2. Get your house in order
Once you begin your training year, you might find that you have limited spare time. This means that you should think carefully about the non-teaching related jobs which you want to achieve during your training year. It is probably not the ideal time to renovate your kitchen, move house or get a new puppy. Get as much admin done before you start your year. If you are planning to move into new accommodation, try and do this with time to spare so that you can get yourself sorted before the hard slog begins.
3. Plan your boundaries up front
Have a good think about what you want your work-life balance to look like before you start your training. For example, you might plan to always have one day completely off each week. Other teachers focus on always completing their work in school before they go home. It doesn’t matter if you change your plans, later on, the main thing is that you always have some boundaries in place to stop you getting burnt out, even if you have to review and change them from time to time.
4. Do some reading
Once you start your teacher training year, you might have limited time to do any reading around your subject. (Apart from set-texts or essential research which you have to do as part of your course.) Now is the time to read a couple of books which could help you later on. Your course may have given you summer holiday work to do, otherwise, you can take a look at Mr Barton’s suggested reading list.
5. Go shopping and invest in an iron
You will need to look smart for your teaching placements, so it is worth doing some shopping up front. On the other hand don’t overdo it, as you don’t know where your placements will be. Schools do vary when it comes to how smart they want you to be – particularly for female teachers. Some schools will ask their female teachers to wear suit jackets, whereas in other schools wearing a suit will make you look like you are going for an interview. Buy a few basics and then you can do some more shopping once you know where you have been placed. It is always better to go extra smart on the first day and then tone it down, rather than the other way round. You may also want to consider investing in a new iron.

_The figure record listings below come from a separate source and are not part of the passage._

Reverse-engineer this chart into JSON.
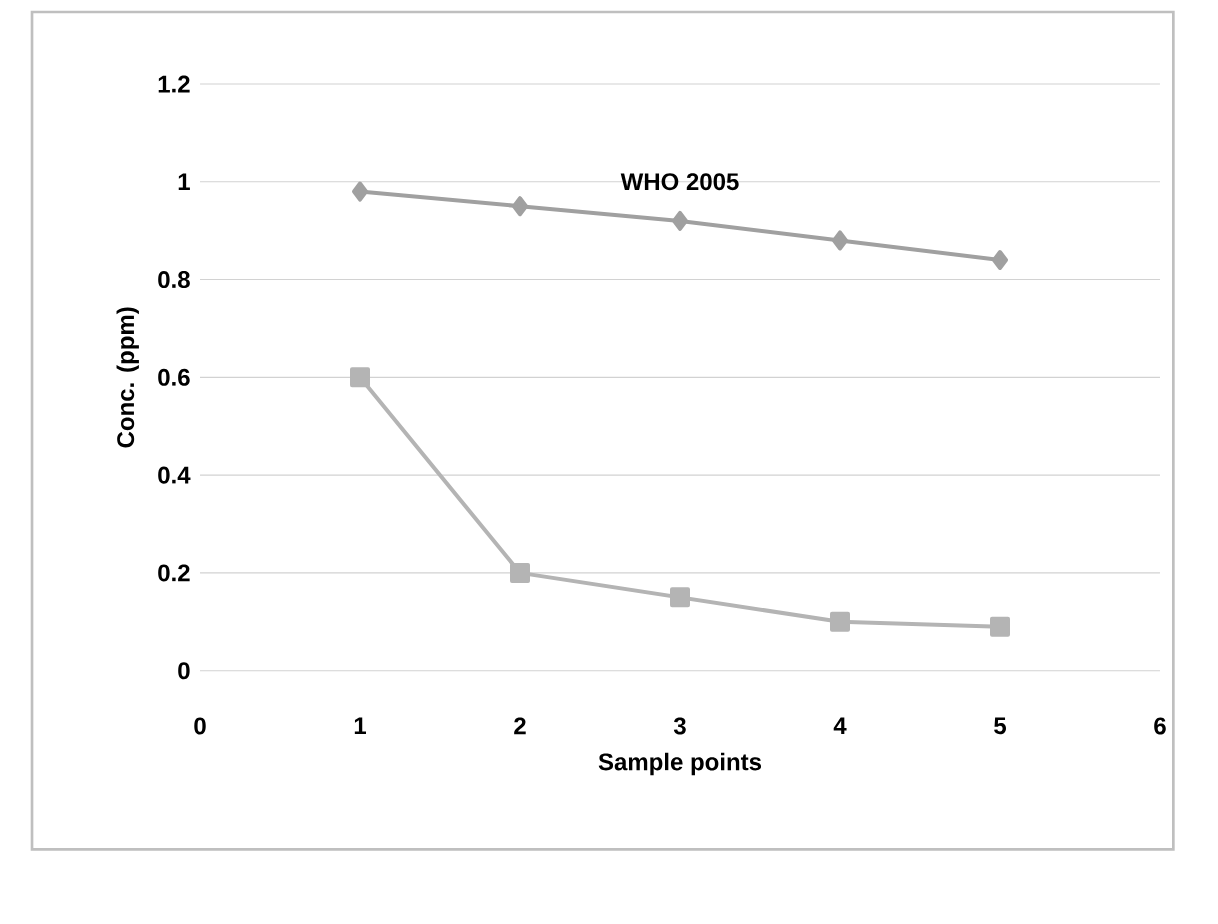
{
  "chart_data": {
    "type": "line",
    "xlabel": "Sample points",
    "ylabel": "Conc. (ppm)",
    "x": [
      1,
      2,
      3,
      4,
      5
    ],
    "series": [
      {
        "name": "WHO 2005",
        "color": "#a0a0a0",
        "marker": "diamond",
        "values": [
          0.98,
          0.95,
          0.92,
          0.88,
          0.84
        ]
      },
      {
        "color": "#b4b4b4",
        "marker": "square",
        "values": [
          0.6,
          0.2,
          0.15,
          0.1,
          0.09
        ]
      }
    ],
    "xlim": [
      0,
      6
    ],
    "xticks": [
      0,
      1,
      2,
      3,
      4,
      5,
      6
    ],
    "ylim": [
      0,
      1.2
    ],
    "yticks": [
      0,
      0.2,
      0.4,
      0.6,
      0.8,
      1,
      1.2
    ],
    "grid": "y"
  }
}
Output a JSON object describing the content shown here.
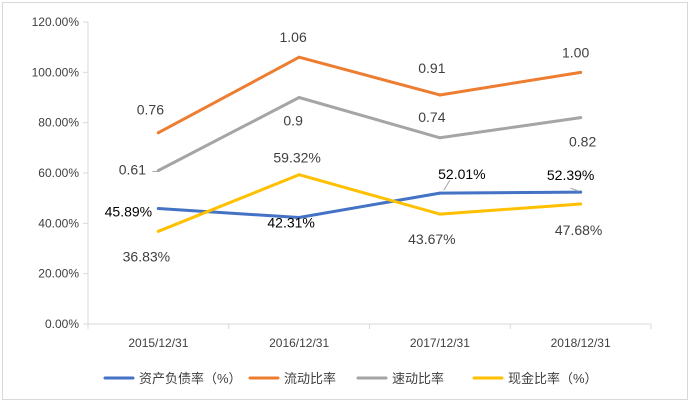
{
  "chart_data": {
    "type": "line",
    "categories": [
      "2015/12/31",
      "2016/12/31",
      "2017/12/31",
      "2018/12/31"
    ],
    "y_ticks": [
      "0.00%",
      "20.00%",
      "40.00%",
      "60.00%",
      "80.00%",
      "100.00%",
      "120.00%"
    ],
    "ylim": [
      0,
      120
    ],
    "grid": false,
    "legend_position": "bottom",
    "series": [
      {
        "name": "资产负债率（%）",
        "color": "#4472C4",
        "values": [
          45.89,
          42.31,
          52.01,
          52.39
        ],
        "labels": [
          "45.89%",
          "42.31%",
          "52.01%",
          "52.39%"
        ]
      },
      {
        "name": "流动比率",
        "color": "#ED7D31",
        "values": [
          76,
          106,
          91,
          100
        ],
        "labels": [
          "0.76",
          "1.06",
          "0.91",
          "1.00"
        ]
      },
      {
        "name": "速动比率",
        "color": "#A5A5A5",
        "values": [
          61,
          90,
          74,
          82
        ],
        "labels": [
          "0.61",
          "0.9",
          "0.74",
          "0.82"
        ]
      },
      {
        "name": "现金比率（%）",
        "color": "#FFC000",
        "values": [
          36.83,
          59.32,
          43.67,
          47.68
        ],
        "labels": [
          "36.83%",
          "59.32%",
          "43.67%",
          "47.68%"
        ]
      }
    ]
  }
}
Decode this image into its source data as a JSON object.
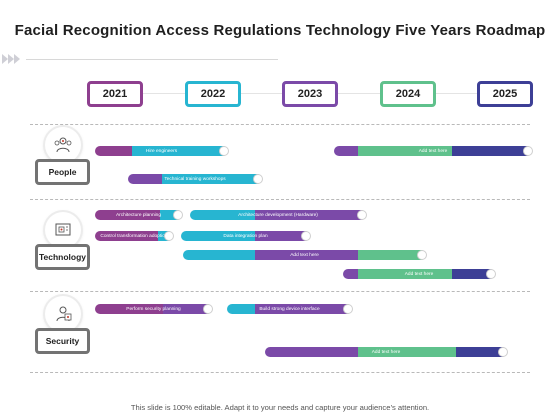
{
  "title": "Facial Recognition Access Regulations Technology Five Years Roadmap",
  "colors": {
    "purple": "#8e3f8f",
    "cyan": "#27b5d1",
    "violet": "#7b4aa8",
    "green": "#5fc18c",
    "navy": "#3d3f96",
    "gray": "#737373"
  },
  "years": [
    {
      "label": "2021",
      "color": "#8e3f8f"
    },
    {
      "label": "2022",
      "color": "#27b5d1"
    },
    {
      "label": "2023",
      "color": "#7b4aa8"
    },
    {
      "label": "2024",
      "color": "#5fc18c"
    },
    {
      "label": "2025",
      "color": "#3d3f96"
    }
  ],
  "categories": [
    {
      "label": "People",
      "icon": "people-icon"
    },
    {
      "label": "Technology",
      "icon": "technology-icon"
    },
    {
      "label": "Security",
      "icon": "security-icon"
    }
  ],
  "bars": [
    {
      "text": "Hire engineers"
    },
    {
      "text": "Add text here"
    },
    {
      "text": "Technical training workshops"
    },
    {
      "text": "Architecture planning"
    },
    {
      "text": "Architecture development (Hardware)"
    },
    {
      "text": "Control transformation adoption"
    },
    {
      "text": "Data integration plan"
    },
    {
      "text": "Add text here"
    },
    {
      "text": "Add text here"
    },
    {
      "text": "Perform security planning"
    },
    {
      "text": "Build strong device interface"
    },
    {
      "text": "Add text here"
    }
  ],
  "footer": "This slide is 100% editable. Adapt it to your needs and capture your audience’s attention."
}
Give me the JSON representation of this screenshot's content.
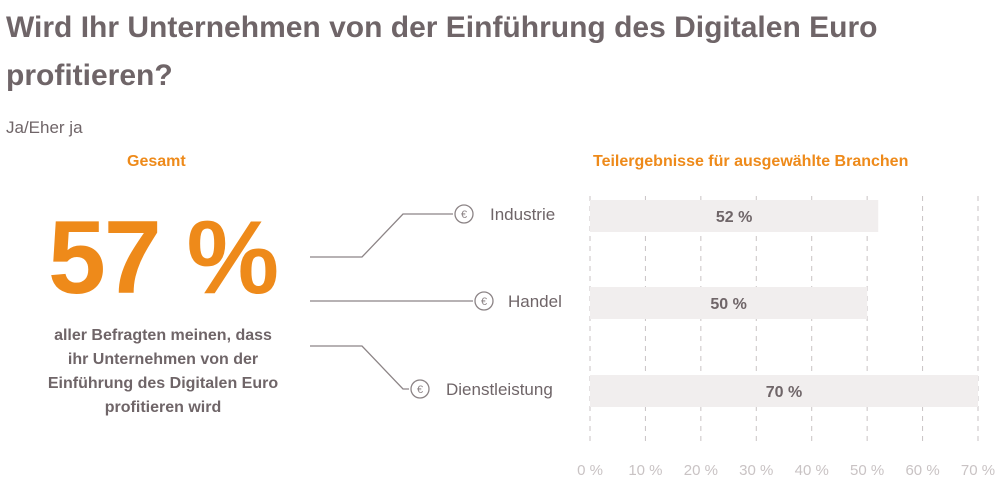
{
  "title": "Wird Ihr Unternehmen von der Einführung des Digitalen Euro profitieren?",
  "subtitle": "Ja/Eher ja",
  "gesamt": {
    "label": "Gesamt",
    "value": "57 %",
    "description": "aller Befragten meinen, dass ihr Unternehmen von der Einführung des Digitalen Euro profitieren wird"
  },
  "colors": {
    "accent": "#ee8a1a",
    "text": "#6f6568",
    "bar": "#f1eeee",
    "grid": "#c9c3c4",
    "connector": "#8c8486"
  },
  "icon": {
    "name": "euro-coin-icon",
    "symbol": "€"
  },
  "chart_data": {
    "type": "bar",
    "orientation": "horizontal",
    "title": "Teilergebnisse für ausgewählte Branchen",
    "categories": [
      "Industrie",
      "Handel",
      "Dienstleistung"
    ],
    "values": [
      52,
      50,
      70
    ],
    "value_labels": [
      "52 %",
      "50 %",
      "70 %"
    ],
    "xlim": [
      0,
      70
    ],
    "ticks": [
      0,
      10,
      20,
      30,
      40,
      50,
      60,
      70
    ],
    "tick_labels": [
      "0 %",
      "10 %",
      "20 %",
      "30 %",
      "40 %",
      "50 %",
      "60 %",
      "70 %"
    ],
    "grid": true
  }
}
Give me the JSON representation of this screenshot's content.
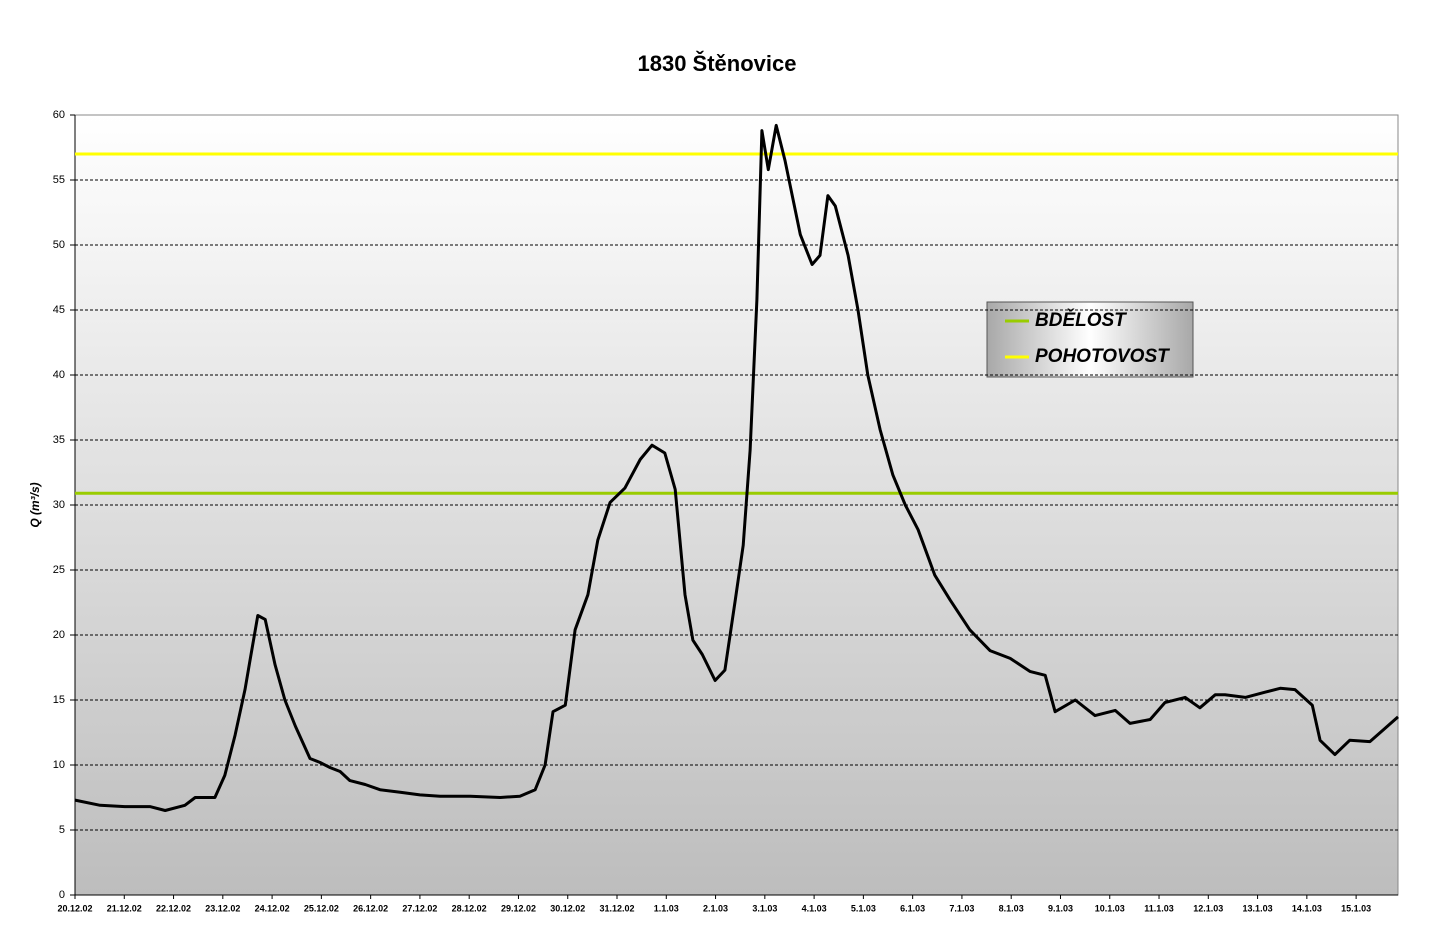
{
  "chart_data": {
    "type": "line",
    "title": "1830 Štěnovice",
    "y_label": "Q (m³/s)",
    "x": [
      0,
      0.51,
      1.01,
      1.52,
      1.83,
      2.23,
      2.44,
      2.84,
      3.04,
      3.25,
      3.45,
      3.55,
      3.71,
      3.86,
      4.06,
      4.26,
      4.47,
      4.77,
      4.97,
      5.18,
      5.38,
      5.58,
      5.89,
      6.19,
      6.6,
      7,
      7.41,
      8.02,
      8.63,
      9.03,
      9.34,
      9.54,
      9.7,
      9.95,
      10.15,
      10.41,
      10.61,
      10.86,
      11.16,
      11.47,
      11.71,
      11.97,
      12.18,
      12.38,
      12.54,
      12.73,
      12.99,
      13.19,
      13.4,
      13.56,
      13.7,
      13.84,
      13.94,
      14.07,
      14.23,
      14.41,
      14.72,
      14.96,
      15.12,
      15.28,
      15.43,
      15.69,
      15.89,
      16.09,
      16.34,
      16.6,
      16.85,
      17.11,
      17.45,
      17.76,
      18.16,
      18.57,
      18.98,
      19.38,
      19.69,
      19.89,
      20.3,
      20.7,
      21.11,
      21.41,
      21.82,
      22.12,
      22.53,
      22.83,
      23.14,
      23.34,
      23.75,
      24.15,
      24.46,
      24.76,
      25.11,
      25.27,
      25.57,
      25.87,
      26.28,
      26.58,
      26.85
    ],
    "values": [
      7.3,
      6.9,
      6.8,
      6.8,
      6.5,
      6.9,
      7.5,
      7.5,
      9.2,
      12.3,
      15.8,
      18,
      21.5,
      21.2,
      17.7,
      15,
      13,
      10.5,
      10.2,
      9.8,
      9.5,
      8.8,
      8.5,
      8.1,
      7.9,
      7.7,
      7.6,
      7.6,
      7.5,
      7.6,
      8.1,
      10,
      14.1,
      14.6,
      20.4,
      23.1,
      27.3,
      30.2,
      31.3,
      33.5,
      34.6,
      34,
      31.2,
      23.1,
      19.6,
      18.5,
      16.5,
      17.3,
      22.7,
      26.9,
      34.2,
      45.8,
      58.8,
      55.8,
      59.2,
      56.5,
      50.8,
      48.5,
      49.2,
      53.8,
      53,
      49.2,
      45,
      40,
      35.8,
      32.3,
      30,
      28.1,
      24.6,
      22.7,
      20.4,
      18.8,
      18.2,
      17.2,
      16.9,
      14.1,
      15,
      13.8,
      14.2,
      13.2,
      13.5,
      14.8,
      15.2,
      14.4,
      15.4,
      15.4,
      15.2,
      15.6,
      15.9,
      15.8,
      14.6,
      11.9,
      10.8,
      11.9,
      11.8,
      12.8,
      13.7
    ],
    "color": "#000000",
    "thresholds": [
      {
        "name": "BDĚLOST",
        "color": "#99cc00",
        "value": 30.9
      },
      {
        "name": "POHOTOVOST",
        "color": "#ffff00",
        "value": 57
      }
    ],
    "xlim": [
      0,
      26.85
    ],
    "xticks": [
      {
        "value": 0,
        "label": "20.12.02"
      },
      {
        "value": 1,
        "label": "21.12.02"
      },
      {
        "value": 2,
        "label": "22.12.02"
      },
      {
        "value": 3,
        "label": "23.12.02"
      },
      {
        "value": 4,
        "label": "24.12.02"
      },
      {
        "value": 5,
        "label": "25.12.02"
      },
      {
        "value": 6,
        "label": "26.12.02"
      },
      {
        "value": 7,
        "label": "27.12.02"
      },
      {
        "value": 8,
        "label": "28.12.02"
      },
      {
        "value": 9,
        "label": "29.12.02"
      },
      {
        "value": 10,
        "label": "30.12.02"
      },
      {
        "value": 11,
        "label": "31.12.02"
      },
      {
        "value": 12,
        "label": "1.1.03"
      },
      {
        "value": 13,
        "label": "2.1.03"
      },
      {
        "value": 14,
        "label": "3.1.03"
      },
      {
        "value": 15,
        "label": "4.1.03"
      },
      {
        "value": 16,
        "label": "5.1.03"
      },
      {
        "value": 17,
        "label": "6.1.03"
      },
      {
        "value": 18,
        "label": "7.1.03"
      },
      {
        "value": 19,
        "label": "8.1.03"
      },
      {
        "value": 20,
        "label": "9.1.03"
      },
      {
        "value": 21,
        "label": "10.1.03"
      },
      {
        "value": 22,
        "label": "11.1.03"
      },
      {
        "value": 23,
        "label": "12.1.03"
      },
      {
        "value": 24,
        "label": "13.1.03"
      },
      {
        "value": 25,
        "label": "14.1.03"
      },
      {
        "value": 26,
        "label": "15.1.03"
      }
    ],
    "ylim": [
      0,
      60
    ],
    "yticks": [
      0,
      5,
      10,
      15,
      20,
      25,
      30,
      35,
      40,
      45,
      50,
      55,
      60
    ],
    "grid": true
  }
}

For anyone with piercings, tattoos, or unconventional haircuts (purple/blue/green etc.) you will need to talk to your school upfront about what is allowed. You can’t just assume that they are OK with you wearing a tongue stud. Again, different schools will vary, so use your common sense and have a conversation with your school mentor before you start.
6. What equipment should you buy?
You will probably need a good laptop or computer to work on during your teacher training year. Once you start your first job, you might be given a laptop, or iPad, which you may or may not be able to take home. It is really hard to know exactly what you need upfront, therefore it could be a good idea to put some money aside and wait until you are a few weeks into your course. This will mean that you can talk to your course tutors and get advice from fellow students.
You will also need a good USB stick / external hard drive to store all your files on. You should also have a rigorous routine for backing up your files and essays during the year. Many teachers have lost a memory stick with everything on, causing themselves a big headache. In the new era of data protection, you should get into good habits from day one. Are you carrying sensitive data on your memory stick? What is the policy of your school when it comes to student data? Hopefully, you will receive some training in this area.
7. Get excited
Your teacher training year could be tough. However you are also allowed to look forward to it, and it is perfectly normal to feel both nervous and excited about the challenges ahead. As a Maths Scholar, you have been selected as someone who is passionate about teaching. This means it is perfectly fine to feel excited about your teacher training year. Enjoy the summer – but also look forward to the year ahead!